Jordan - 11 am Friday Blog Post

With most of these readings, I enjoy taking the authors' often philosophical assertions and examining their implications in the business world. Just as many of our readings point out, like Fredrick Jameson's Cognitive Mapping and Tara McPherson's Liveness, Mobility, and the Web, the development of technology is governed not only by human necessity, but also by economic profitability. The notion of flow in television is a necessary invention in order to prolong the engagement of the viewer with the media and more importantly advertising.

Should the concept of flow, as McPherson explains, really be understood as a means to, "unite the disparate bits of information, advertising, and narrative comprising and evening's television into a seamless whole, establishing a planned sequence which is more important than the individual segments which might seem to categorize TV programming"? McPherson fails to examine how the synthesis of information is influenced largely by capitalism, and that 'planned flow' may be the perversion of a more natural form in order to meet necessary economic demands.

Flow did not emerge as the best way to integrate these bits of information; instead, it emerged as the best way to keep viewers hooked. Each segment, a cliffhanger; each advertisement, a moment of tension or relaxation; each ending, the start of a new beginning. Here, it is the structure of the information that conforms to economic demands and advertising; however, the web, it seems, is a structure above these economic demands for profit. It is actually an engine for ubiquity and an accumulator of information disguised as a productive force and a proliferator of information.

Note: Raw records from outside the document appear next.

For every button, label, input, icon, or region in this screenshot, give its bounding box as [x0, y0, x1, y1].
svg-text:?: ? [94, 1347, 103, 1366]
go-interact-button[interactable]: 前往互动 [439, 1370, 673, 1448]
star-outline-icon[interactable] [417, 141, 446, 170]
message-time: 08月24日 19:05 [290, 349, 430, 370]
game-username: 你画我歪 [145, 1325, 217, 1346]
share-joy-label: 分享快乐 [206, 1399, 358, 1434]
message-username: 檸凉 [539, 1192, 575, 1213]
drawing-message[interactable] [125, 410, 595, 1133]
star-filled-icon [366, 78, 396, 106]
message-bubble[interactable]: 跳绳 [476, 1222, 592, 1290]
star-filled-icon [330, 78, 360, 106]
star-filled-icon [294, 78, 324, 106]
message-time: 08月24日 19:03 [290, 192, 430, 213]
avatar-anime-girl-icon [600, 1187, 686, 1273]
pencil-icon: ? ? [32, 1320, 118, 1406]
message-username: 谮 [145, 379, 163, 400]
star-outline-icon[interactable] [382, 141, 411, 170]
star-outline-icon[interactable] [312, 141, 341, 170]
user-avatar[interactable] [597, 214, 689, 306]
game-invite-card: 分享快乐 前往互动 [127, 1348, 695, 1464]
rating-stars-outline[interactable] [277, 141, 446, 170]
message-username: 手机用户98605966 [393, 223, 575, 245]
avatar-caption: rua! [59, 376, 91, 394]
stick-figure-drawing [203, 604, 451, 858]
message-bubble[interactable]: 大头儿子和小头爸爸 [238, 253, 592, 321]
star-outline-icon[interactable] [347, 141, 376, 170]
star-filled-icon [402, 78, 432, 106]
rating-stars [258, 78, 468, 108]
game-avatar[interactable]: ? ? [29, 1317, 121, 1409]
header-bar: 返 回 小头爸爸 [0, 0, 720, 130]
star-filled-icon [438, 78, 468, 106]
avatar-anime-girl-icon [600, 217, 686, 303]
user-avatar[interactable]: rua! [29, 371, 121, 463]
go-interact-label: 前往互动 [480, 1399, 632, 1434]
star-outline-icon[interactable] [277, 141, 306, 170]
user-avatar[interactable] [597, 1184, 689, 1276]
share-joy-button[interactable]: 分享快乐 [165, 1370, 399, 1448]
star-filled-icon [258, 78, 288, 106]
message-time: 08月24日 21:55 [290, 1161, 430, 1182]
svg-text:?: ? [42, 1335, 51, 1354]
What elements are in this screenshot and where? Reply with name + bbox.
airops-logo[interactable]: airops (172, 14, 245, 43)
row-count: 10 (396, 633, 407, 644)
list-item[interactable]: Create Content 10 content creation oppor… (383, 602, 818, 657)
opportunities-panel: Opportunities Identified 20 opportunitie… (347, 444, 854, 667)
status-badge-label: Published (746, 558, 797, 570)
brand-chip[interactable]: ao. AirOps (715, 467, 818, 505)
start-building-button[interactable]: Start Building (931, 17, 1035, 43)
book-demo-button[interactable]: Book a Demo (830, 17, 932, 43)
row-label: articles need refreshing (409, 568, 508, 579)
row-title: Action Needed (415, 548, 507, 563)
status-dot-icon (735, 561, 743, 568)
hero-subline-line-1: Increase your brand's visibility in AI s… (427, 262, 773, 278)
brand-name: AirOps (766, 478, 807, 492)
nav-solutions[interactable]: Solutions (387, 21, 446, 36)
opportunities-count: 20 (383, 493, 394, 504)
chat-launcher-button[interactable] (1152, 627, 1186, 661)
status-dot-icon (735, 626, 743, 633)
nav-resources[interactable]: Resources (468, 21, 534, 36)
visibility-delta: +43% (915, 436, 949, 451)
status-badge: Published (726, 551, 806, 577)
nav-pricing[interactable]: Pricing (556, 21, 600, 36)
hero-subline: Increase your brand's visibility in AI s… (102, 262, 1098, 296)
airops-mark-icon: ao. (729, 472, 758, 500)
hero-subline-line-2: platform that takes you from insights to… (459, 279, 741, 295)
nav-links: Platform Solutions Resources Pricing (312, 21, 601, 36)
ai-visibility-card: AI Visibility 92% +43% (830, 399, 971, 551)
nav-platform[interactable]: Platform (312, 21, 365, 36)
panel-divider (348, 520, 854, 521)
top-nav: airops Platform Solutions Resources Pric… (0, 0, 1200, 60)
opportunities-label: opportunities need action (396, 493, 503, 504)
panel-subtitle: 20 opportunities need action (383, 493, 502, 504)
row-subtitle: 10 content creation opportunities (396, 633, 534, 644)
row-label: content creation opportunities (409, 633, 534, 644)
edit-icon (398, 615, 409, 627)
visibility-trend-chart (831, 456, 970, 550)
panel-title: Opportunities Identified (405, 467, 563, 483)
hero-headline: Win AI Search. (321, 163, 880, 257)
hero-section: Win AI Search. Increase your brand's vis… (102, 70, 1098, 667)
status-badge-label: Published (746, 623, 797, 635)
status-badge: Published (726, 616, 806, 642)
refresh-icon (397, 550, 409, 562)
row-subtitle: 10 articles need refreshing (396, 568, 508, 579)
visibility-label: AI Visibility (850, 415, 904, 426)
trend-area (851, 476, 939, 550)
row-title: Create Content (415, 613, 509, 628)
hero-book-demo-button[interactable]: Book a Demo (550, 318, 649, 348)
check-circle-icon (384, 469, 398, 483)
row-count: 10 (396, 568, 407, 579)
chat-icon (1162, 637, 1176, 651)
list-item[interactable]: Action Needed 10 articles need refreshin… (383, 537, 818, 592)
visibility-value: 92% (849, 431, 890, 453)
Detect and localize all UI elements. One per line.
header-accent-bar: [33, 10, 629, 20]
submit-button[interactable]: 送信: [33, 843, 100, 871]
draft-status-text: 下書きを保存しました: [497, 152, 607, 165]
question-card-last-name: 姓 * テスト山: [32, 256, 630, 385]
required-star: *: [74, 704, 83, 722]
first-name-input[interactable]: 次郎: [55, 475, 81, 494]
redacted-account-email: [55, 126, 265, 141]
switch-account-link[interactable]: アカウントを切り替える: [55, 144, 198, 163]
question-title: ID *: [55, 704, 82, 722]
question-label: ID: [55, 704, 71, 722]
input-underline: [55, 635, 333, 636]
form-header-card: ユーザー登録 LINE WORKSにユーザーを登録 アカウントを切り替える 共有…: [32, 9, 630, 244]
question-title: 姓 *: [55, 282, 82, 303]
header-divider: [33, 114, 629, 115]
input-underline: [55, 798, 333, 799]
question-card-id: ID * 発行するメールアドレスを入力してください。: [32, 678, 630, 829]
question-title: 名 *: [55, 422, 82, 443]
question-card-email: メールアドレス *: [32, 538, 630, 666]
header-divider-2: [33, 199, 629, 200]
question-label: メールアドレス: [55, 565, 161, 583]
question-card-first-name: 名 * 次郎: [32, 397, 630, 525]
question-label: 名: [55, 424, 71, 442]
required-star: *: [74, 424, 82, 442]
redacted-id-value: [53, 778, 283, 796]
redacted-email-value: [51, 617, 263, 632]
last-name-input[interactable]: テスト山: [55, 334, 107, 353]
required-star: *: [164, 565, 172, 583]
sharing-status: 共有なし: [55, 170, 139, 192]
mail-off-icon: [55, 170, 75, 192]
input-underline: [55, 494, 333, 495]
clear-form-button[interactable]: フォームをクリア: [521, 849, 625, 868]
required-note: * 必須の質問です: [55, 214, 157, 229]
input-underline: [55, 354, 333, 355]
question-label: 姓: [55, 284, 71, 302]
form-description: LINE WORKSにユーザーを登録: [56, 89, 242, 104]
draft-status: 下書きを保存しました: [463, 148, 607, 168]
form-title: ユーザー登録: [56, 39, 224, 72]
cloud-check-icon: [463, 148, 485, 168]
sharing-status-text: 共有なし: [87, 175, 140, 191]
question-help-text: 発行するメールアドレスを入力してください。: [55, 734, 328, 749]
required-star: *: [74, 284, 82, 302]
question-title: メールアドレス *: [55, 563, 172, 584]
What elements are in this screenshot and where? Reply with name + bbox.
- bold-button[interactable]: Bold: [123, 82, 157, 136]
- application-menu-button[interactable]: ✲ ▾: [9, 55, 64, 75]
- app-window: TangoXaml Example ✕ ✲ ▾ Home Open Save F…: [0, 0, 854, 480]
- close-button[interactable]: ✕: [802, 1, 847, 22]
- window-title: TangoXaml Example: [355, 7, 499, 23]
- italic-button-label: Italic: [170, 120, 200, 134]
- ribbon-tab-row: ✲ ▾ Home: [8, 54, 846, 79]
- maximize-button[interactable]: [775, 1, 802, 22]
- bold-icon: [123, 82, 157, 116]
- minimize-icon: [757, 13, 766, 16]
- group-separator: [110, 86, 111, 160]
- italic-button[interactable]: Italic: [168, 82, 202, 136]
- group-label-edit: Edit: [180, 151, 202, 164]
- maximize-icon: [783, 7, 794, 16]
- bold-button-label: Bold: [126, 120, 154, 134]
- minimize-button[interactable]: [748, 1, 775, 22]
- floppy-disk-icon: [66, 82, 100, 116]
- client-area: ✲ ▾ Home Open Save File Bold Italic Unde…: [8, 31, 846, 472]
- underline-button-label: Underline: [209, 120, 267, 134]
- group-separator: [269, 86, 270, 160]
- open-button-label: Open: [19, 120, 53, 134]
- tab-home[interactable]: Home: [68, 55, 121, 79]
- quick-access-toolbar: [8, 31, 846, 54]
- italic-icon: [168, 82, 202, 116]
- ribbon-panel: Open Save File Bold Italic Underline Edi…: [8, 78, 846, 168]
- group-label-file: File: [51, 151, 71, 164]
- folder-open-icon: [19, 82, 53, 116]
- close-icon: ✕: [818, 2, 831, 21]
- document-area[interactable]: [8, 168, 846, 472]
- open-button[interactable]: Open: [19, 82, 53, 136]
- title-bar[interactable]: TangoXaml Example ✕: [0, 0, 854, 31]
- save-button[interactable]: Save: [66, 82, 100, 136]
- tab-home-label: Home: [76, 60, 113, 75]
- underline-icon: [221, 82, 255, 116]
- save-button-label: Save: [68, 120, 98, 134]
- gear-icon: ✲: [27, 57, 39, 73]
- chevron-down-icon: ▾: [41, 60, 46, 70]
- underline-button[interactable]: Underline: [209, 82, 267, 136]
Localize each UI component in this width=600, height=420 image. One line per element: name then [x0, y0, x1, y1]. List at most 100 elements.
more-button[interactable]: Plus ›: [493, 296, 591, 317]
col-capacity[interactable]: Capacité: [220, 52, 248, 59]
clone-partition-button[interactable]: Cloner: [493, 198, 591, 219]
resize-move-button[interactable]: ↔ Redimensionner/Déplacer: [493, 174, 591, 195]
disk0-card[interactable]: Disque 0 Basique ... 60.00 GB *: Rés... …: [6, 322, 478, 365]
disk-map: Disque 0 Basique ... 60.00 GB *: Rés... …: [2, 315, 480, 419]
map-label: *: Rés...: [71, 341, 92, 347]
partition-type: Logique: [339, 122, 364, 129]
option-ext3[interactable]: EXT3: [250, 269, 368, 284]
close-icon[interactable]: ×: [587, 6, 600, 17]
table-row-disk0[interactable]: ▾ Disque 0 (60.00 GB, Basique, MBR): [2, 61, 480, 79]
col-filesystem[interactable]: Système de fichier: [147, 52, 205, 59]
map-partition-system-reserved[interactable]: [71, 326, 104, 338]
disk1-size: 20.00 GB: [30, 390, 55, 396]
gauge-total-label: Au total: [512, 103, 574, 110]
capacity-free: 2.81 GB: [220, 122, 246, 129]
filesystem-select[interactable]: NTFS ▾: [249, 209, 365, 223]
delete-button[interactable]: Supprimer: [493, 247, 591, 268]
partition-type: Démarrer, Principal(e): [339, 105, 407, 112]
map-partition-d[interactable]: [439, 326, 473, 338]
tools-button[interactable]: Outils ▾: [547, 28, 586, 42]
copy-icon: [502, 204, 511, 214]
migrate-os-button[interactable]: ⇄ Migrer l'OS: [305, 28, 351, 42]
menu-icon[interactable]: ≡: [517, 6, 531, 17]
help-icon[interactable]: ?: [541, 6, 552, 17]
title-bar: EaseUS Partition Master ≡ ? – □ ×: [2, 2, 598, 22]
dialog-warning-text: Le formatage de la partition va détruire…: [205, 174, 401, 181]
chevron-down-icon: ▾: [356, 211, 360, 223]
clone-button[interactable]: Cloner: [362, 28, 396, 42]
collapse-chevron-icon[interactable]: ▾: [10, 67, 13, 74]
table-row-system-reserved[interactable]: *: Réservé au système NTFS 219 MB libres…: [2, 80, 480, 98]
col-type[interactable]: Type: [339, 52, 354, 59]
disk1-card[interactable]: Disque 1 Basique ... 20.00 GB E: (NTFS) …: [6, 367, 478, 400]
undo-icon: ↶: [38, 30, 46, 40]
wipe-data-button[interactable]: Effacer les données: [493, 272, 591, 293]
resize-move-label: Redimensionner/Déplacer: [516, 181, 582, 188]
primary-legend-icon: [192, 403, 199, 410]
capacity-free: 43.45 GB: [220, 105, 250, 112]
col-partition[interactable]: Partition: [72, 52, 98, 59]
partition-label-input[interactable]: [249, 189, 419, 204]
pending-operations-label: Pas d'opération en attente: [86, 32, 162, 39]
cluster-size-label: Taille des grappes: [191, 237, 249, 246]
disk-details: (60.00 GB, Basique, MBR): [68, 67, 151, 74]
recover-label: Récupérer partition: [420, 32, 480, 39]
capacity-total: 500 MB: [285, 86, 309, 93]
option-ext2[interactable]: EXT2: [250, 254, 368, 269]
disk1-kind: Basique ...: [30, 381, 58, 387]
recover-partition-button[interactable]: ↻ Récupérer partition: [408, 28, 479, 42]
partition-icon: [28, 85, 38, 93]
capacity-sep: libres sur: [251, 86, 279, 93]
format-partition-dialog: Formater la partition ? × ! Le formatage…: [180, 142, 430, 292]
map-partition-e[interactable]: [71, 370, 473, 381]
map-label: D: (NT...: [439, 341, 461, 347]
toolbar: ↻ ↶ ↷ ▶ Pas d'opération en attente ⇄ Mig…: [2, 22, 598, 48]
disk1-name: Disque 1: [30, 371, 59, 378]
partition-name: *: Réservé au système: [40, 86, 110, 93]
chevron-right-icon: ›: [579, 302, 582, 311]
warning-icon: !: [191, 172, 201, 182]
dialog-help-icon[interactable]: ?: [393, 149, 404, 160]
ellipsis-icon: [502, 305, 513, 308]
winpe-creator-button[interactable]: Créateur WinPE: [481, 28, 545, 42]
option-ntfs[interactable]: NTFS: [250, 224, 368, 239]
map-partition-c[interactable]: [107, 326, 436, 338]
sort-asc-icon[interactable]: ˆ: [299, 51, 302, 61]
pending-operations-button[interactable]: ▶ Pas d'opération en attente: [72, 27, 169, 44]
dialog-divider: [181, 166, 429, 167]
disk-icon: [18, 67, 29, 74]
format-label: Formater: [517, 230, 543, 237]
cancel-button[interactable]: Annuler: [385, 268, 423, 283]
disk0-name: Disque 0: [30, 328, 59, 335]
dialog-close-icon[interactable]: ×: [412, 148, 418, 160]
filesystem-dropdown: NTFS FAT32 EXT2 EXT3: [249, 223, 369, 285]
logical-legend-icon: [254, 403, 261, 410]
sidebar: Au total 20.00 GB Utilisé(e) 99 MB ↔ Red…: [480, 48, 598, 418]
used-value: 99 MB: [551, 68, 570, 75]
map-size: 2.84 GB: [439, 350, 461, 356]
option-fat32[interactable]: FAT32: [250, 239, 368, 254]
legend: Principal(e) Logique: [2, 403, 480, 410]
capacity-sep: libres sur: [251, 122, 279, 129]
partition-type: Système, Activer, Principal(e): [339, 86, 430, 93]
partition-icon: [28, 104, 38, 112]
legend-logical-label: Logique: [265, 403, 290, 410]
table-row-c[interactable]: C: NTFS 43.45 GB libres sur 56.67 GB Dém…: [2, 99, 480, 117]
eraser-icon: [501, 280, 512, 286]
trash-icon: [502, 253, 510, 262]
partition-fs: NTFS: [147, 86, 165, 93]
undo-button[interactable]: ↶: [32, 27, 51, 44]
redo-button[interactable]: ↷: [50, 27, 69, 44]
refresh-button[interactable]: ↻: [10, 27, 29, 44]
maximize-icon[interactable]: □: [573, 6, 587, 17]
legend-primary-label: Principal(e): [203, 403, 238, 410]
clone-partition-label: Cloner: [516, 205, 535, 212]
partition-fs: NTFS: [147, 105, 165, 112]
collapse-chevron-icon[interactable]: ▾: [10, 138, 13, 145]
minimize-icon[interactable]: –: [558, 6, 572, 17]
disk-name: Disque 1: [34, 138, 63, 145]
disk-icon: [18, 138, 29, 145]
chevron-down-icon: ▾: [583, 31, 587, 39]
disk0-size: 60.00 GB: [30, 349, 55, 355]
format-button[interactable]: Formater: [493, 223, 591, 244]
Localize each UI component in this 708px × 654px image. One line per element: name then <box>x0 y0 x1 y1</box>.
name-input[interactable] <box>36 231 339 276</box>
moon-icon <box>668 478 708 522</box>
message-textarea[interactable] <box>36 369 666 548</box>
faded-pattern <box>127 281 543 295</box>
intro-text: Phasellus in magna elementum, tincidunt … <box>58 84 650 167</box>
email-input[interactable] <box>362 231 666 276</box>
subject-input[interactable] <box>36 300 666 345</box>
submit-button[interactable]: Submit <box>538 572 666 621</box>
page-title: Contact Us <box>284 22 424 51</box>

Truthfully, the items that the internet does create to enhance productivity naturally separate themselves from advertising in ways similar to real life. There are no explicit advertisements in the office, in the classroom, or in the library; instead, the advertisements are located between these areas of dynamic attention, mobile pathways, or to areas of static attention where the individual subjects themselves to an event but is not directly incorporated within the event, like sporting events. Web based advertisements will continue to develop forms that are suited to the user's most common mode of interaction with the media in context; and thus, this expectation, this prediction, will influence the future architecture of the web.

The same way that malls are constructed to force individuals past the maximum number of store fronts by locating escalators in optimal positions, the web will be structured. The same way that an individual advertises a campus event by delivering a short informational message at the beginning of a class as opposed to a billboard on the side of the highway advertising discount furniture, web based advertising will adapt to fit expected behavior in context. The notions of mobility and liveness uncover the relationship between capital and architecture in the digital domain.